La maggior parte degli intervistati è però convinto che gli unici veri antidoti contro la criminalità siano la certezza della pena (67%) e una maggiore protezione da parte delle forze dell’ordine. Si ha invece pochissima fiducia nelle leggi, considerate poco o per niente efficaci da nove imprenditori toscani su dieci (91% in Toscana, 92% a livello nazionale), che vorrebbero poi un inasprimento delle pene (94%). I toscani sembrano comunque poco propensi a proteggersi ricorrendo ad armi di difesa personale: solo il 13% dice di possederne una. Un dato comunque superiore alla media nazionale, ferma al 7%. Il 18% (contro l’11% nazionale) pensa però di dotarsene in futuro.

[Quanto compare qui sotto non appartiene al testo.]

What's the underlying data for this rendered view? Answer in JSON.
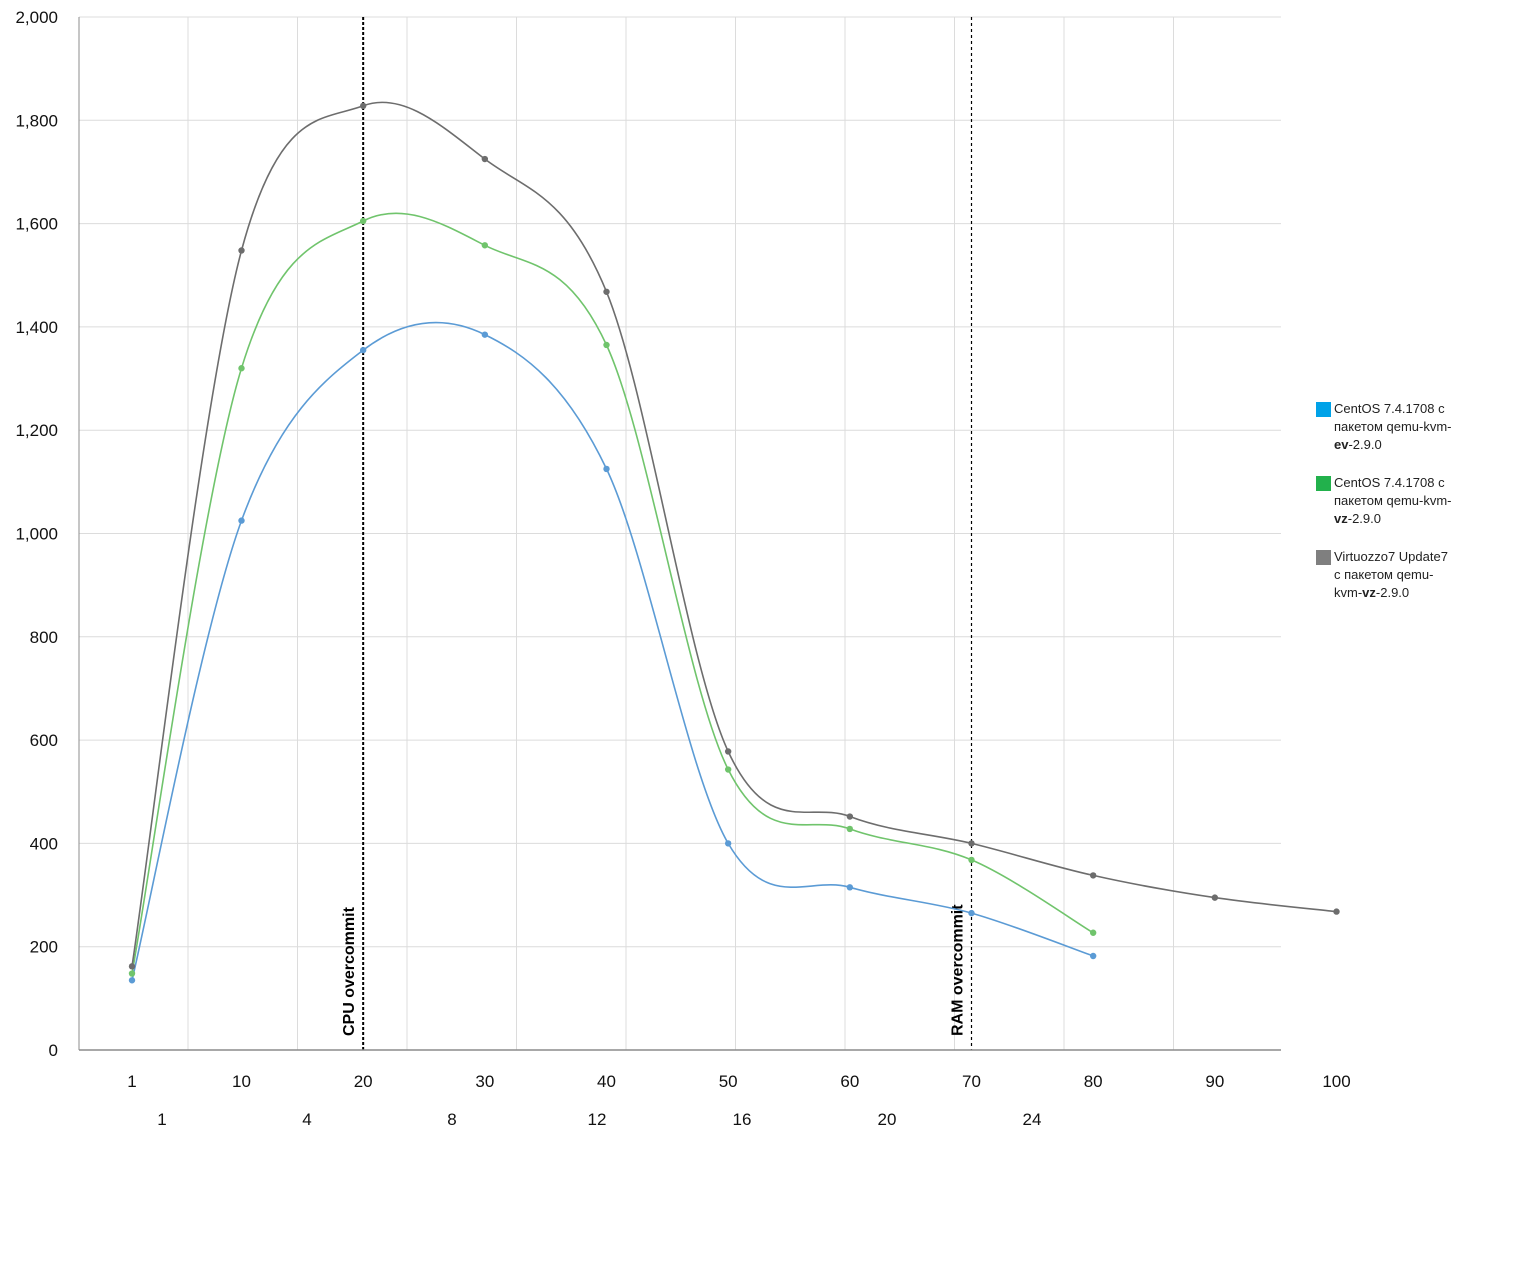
{
  "chart_data": {
    "type": "line",
    "title": "",
    "xlabel": "",
    "ylabel": "",
    "ylim": [
      0,
      2000
    ],
    "y_ticks": [
      "0",
      "200",
      "400",
      "600",
      "800",
      "1,000",
      "1,200",
      "1,400",
      "1,600",
      "1,800",
      "2,000"
    ],
    "x_ticks_primary": [
      "1",
      "10",
      "20",
      "30",
      "40",
      "50",
      "60",
      "70",
      "80",
      "90",
      "100"
    ],
    "x_ticks_secondary": [
      "1",
      "4",
      "8",
      "12",
      "16",
      "20",
      "24"
    ],
    "grid": true,
    "legend_position": "right",
    "vertical_markers": [
      {
        "x": 20,
        "label": "CPU overcommit",
        "style": "dense-dotted"
      },
      {
        "x": 70,
        "label": "RAM overcommit",
        "style": "sparse-dotted"
      }
    ],
    "series": [
      {
        "legend_lines": [
          {
            "parts": [
              {
                "text": "CentOS 7.4.1708 с"
              }
            ]
          },
          {
            "parts": [
              {
                "text": "пакетом qemu-kvm-"
              }
            ]
          },
          {
            "parts": [
              {
                "text": "ev",
                "bold": true
              },
              {
                "text": "-2.9.0"
              }
            ]
          }
        ],
        "color": "#5b9bd5",
        "legend_color": "#00a2e8",
        "x": [
          1,
          10,
          20,
          30,
          40,
          50,
          60,
          70,
          80
        ],
        "values": [
          135,
          1025,
          1355,
          1385,
          1125,
          400,
          315,
          265,
          182
        ]
      },
      {
        "legend_lines": [
          {
            "parts": [
              {
                "text": "CentOS 7.4.1708 с"
              }
            ]
          },
          {
            "parts": [
              {
                "text": "пакетом qemu-kvm-"
              }
            ]
          },
          {
            "parts": [
              {
                "text": "vz",
                "bold": true
              },
              {
                "text": "-2.9.0"
              }
            ]
          }
        ],
        "color": "#70c46c",
        "legend_color": "#22b14c",
        "x": [
          1,
          10,
          20,
          30,
          40,
          50,
          60,
          70,
          80
        ],
        "values": [
          148,
          1320,
          1605,
          1558,
          1365,
          543,
          428,
          368,
          227
        ]
      },
      {
        "legend_lines": [
          {
            "parts": [
              {
                "text": "Virtuozzo7 Update7"
              }
            ]
          },
          {
            "parts": [
              {
                "text": "с пакетом qemu-"
              }
            ]
          },
          {
            "parts": [
              {
                "text": "kvm-"
              },
              {
                "text": "vz",
                "bold": true
              },
              {
                "text": "-2.9.0"
              }
            ]
          }
        ],
        "color": "#6d6d6d",
        "legend_color": "#7f7f7f",
        "x": [
          1,
          10,
          20,
          30,
          40,
          50,
          60,
          70,
          80,
          90,
          100
        ],
        "values": [
          162,
          1548,
          1828,
          1725,
          1468,
          578,
          452,
          400,
          338,
          295,
          268
        ]
      }
    ]
  }
}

“Sicurezza e legalità sono due obiettivi primari per la Confcommercio perché l’illegalità ha costi altissimi per l’economia e la società, in termini di tasse evase, sfruttamento di persone, sottrazione di ricchezza alle imprese, ai lavoratori, allo Stato. Solo per il settore commercio e pubblici esercizi stimiamo una perdita quest’anno di quasi 28 miliardi di euro l’anno, per 181 mila posti di lavoro regolari a rischio - precisa la presidente di Confcommercio Toscana Anna Lapini, che come membro di giunta nazionale di Confcommercio ha ricevuto da Carlo Sangalli la delega alla legalità e alla sicurezza. - L’educazione alla legalità deve partire dai più giovani, ecco perché cerchiamo di coinvolgerli con iniziative come quella che abbiamo portato ad Arezzo nel febbraio scorso, al teatro Petrarca, per sensibilizzare gli studenti delle scuole superiori ad acquistare solo legalmente. La gente comune ancora non percepisce la gravità di acquistare merce contraffatta da venditori abusivi, ma se sapesse che così facendo alimenta una catena criminosa terribile forse si ricrederebbe”.